I grabbed the back of my chair and pulled it to the bed so I could sit, and he turned on the cot to face me, propped on one arm as he had the night before. In the silver light of the morning he looked even more beautiful, his flawless skin seeming to shimmer.

"How are you feeling?" I asked.

He took a moment to ponder a response.

"I feel good. I mean I feel well. Thank you." He said with a small smile that tightened my belly. "And you? Did you sleep?"

I paused, a little surprised at the question. It seemed odd that he would ask after me, when he was the one who had suffered.

"Yes." I said at last. "I slept some." His smile grew at that. Then his brow furrowed again, looking about the room.

"Where?" He asked, worry at the edge of his voice. I patted the chair I sat in.

"Here." I gave him a sideways smile, but his frown deepened. He wears his thoughts so plainly, I thought. After a while he resolved into a look of determination.

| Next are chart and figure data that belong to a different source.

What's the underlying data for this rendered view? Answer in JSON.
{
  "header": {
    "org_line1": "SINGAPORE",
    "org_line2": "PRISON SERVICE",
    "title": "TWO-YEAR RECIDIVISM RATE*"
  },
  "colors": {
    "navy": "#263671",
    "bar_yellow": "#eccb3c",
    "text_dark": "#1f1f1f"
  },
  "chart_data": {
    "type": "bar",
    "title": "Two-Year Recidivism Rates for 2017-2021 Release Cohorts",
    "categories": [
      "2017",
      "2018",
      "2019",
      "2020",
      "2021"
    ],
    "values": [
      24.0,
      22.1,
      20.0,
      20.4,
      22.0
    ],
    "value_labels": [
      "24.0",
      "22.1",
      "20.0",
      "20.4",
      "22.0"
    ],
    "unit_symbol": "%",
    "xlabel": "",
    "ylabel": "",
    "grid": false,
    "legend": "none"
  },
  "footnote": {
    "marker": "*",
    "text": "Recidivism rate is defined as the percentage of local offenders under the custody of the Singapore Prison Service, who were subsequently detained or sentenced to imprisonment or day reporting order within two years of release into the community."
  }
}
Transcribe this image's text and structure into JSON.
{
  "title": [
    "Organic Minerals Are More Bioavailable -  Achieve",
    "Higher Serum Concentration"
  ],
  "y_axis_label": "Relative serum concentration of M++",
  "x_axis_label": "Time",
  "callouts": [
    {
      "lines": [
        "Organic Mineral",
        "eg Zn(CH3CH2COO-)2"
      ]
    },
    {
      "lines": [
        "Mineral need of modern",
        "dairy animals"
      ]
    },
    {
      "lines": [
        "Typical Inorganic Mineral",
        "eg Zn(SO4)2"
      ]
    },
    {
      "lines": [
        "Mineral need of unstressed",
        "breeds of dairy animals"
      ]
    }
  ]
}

"No. I can't take your bed. You have done so much. I think I owe you my life." His voice sounded now less like the boy he had been, and I had to remind myself that he is indeed a man now, and can have his own mind. Still, some deeper part of me knew that I had a responsibility to him now. Not just the fact I saved him, but there was some bond between us that, while I couldn't begin to explain it, no more could I ignore it. So, as he began to hastily lift himself from the bed I found myself reaching my hand to his arm. I touched the bare flesh and it was like a flash of lightning. I knew we both felt it because he turned to me with gasp and a look of shock in his eyes. The bond held us both for a moment, and it was like I could see his mind. I saw the fear he had spoken of the night before, the pain and the fear, and then the hope at hearing a voice, my voice, beckon in that darkness. It was only an instant but the shock near threw me from my chair. He pulled away at the same moment and sank back onto the bed, breathing as heavy as I was. We both lay panting a few moments more until finally he broke the silence.